There’s not simple answer to your question. The pound is worth more because of its power, it can buy more goods. However, the change in prices as you see in say the real is due to a perception of supply and demand. When you revaluate or print new money there is an assumption the new money will be more ‘trustworthy’ than the old currency (or more specifically the new economy generally introduced by a new regime). This new ‘optimism’ can encourage investors (foreign investors) and thus increase demand for domestic currency. Right now America is tanking because people are opting for other foreign currencies and investments. That will change no doubt.

6 responses to “Comparing Foreign Currencies to US Dollar (Dinar v Dollar)”

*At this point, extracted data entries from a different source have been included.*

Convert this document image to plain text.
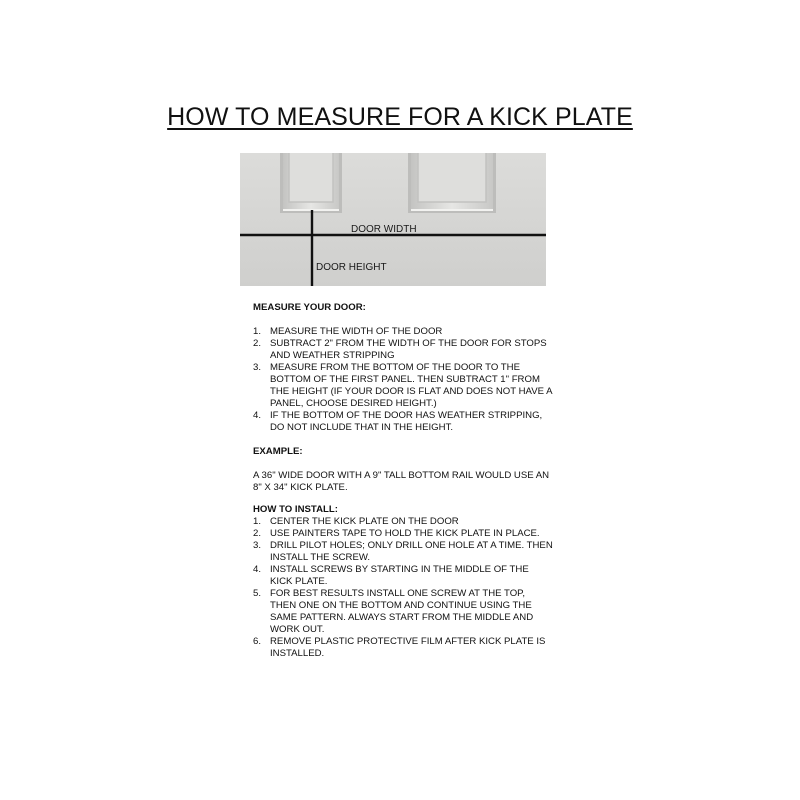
HOW TO MEASURE FOR A KICK PLATE
DOOR WIDTH
DOOR HEIGHT
MEASURE YOUR DOOR:
1. MEASURE THE WIDTH OF THE DOOR
2. SUBTRACT 2" FROM THE WIDTH OF THE DOOR FOR STOPS AND WEATHER STRIPPING
3. MEASURE FROM THE BOTTOM OF THE DOOR TO THE BOTTOM OF THE FIRST PANEL. THEN SUBTRACT 1" FROM THE HEIGHT (IF YOUR DOOR IS FLAT AND DOES NOT HAVE A PANEL, CHOOSE DESIRED HEIGHT.)
4. IF THE BOTTOM OF THE DOOR HAS WEATHER STRIPPING, DO NOT INCLUDE THAT IN THE HEIGHT.
EXAMPLE:

A 36" WIDE DOOR WITH A 9" TALL BOTTOM RAIL WOULD USE AN 8" X 34" KICK PLATE.

HOW TO INSTALL:
1. CENTER THE KICK PLATE ON THE DOOR
2. USE PAINTERS TAPE TO HOLD THE KICK PLATE IN PLACE.
3. DRILL PILOT HOLES; ONLY DRILL ONE HOLE AT A TIME. THEN INSTALL THE SCREW.
4. INSTALL SCREWS BY STARTING IN THE MIDDLE OF THE KICK PLATE.
5. FOR BEST RESULTS INSTALL ONE SCREW AT THE TOP, THEN ONE ON THE BOTTOM AND CONTINUE USING THE SAME PATTERN. ALWAYS START FROM THE MIDDLE AND WORK OUT.
6. REMOVE PLASTIC PROTECTIVE FILM AFTER KICK PLATE IS INSTALLED.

  1. Unfortunently….well maybe fortunately, currency that is exchanged today does not have value in and of itself, like a commodity does. And unlike a couple of years ago when currency was backed by a gold standard or just plain “standard” of some sort, currency today is dependent upon the supply of the coinage controlled by that government as well as the perception of worth. The “power” you speak of is all a perception, and the more people believe that perception the more worth and value the currency has.

  2. Technically the American Dollars and many other currencies are in fact backed by a gold standard. Today in 2009 gold is up so high because people have less faith in the fiat money. When you peg to international currencies then sometimes that indicates you really don’t have much other than perception.

  3. Comparing Foreign Currencies to US Dollar (Dinar v Dollar) | Discuss Economics Blog…

    Comparing Foreign Currencies to US Dollar (Dinar v Dollar) | Discuss Economics Blog…

  4. I agree with b6zulu, the currency itself does not have any value unlike commodities like gold and Silver. It is all in how it is perceived by the people. The people are what gives a certain currency its worth and another less worth. The fiat monies come and go and there are many people that always lose everything when this happens. The U.S. Dollar is not going to be an exception. However, Gold has always been here and always will be here. And also, the U.S. Dollar is not backed by a Gold standard. This ended a long time ago.

  5. What sort of actions (if any) can the government take to help raise people’s perception of the USD?

  6. Iraqi Dinar is very real, but the pitch many Dinar dealers try to send your way is far from reality and designed to get you buy from them. Some of these dealers even go as far as to explain that they are trusted by the government and supply you with a document to reinforce this illusion.

    First, the US government requires a business (or anyone for that matter) to register with them when selling any kind of currency. Once you register, the US Government will send you a letter confirming your registration. IT DOES NOT mean that they trust or vouch for the company, only that they complied with the law.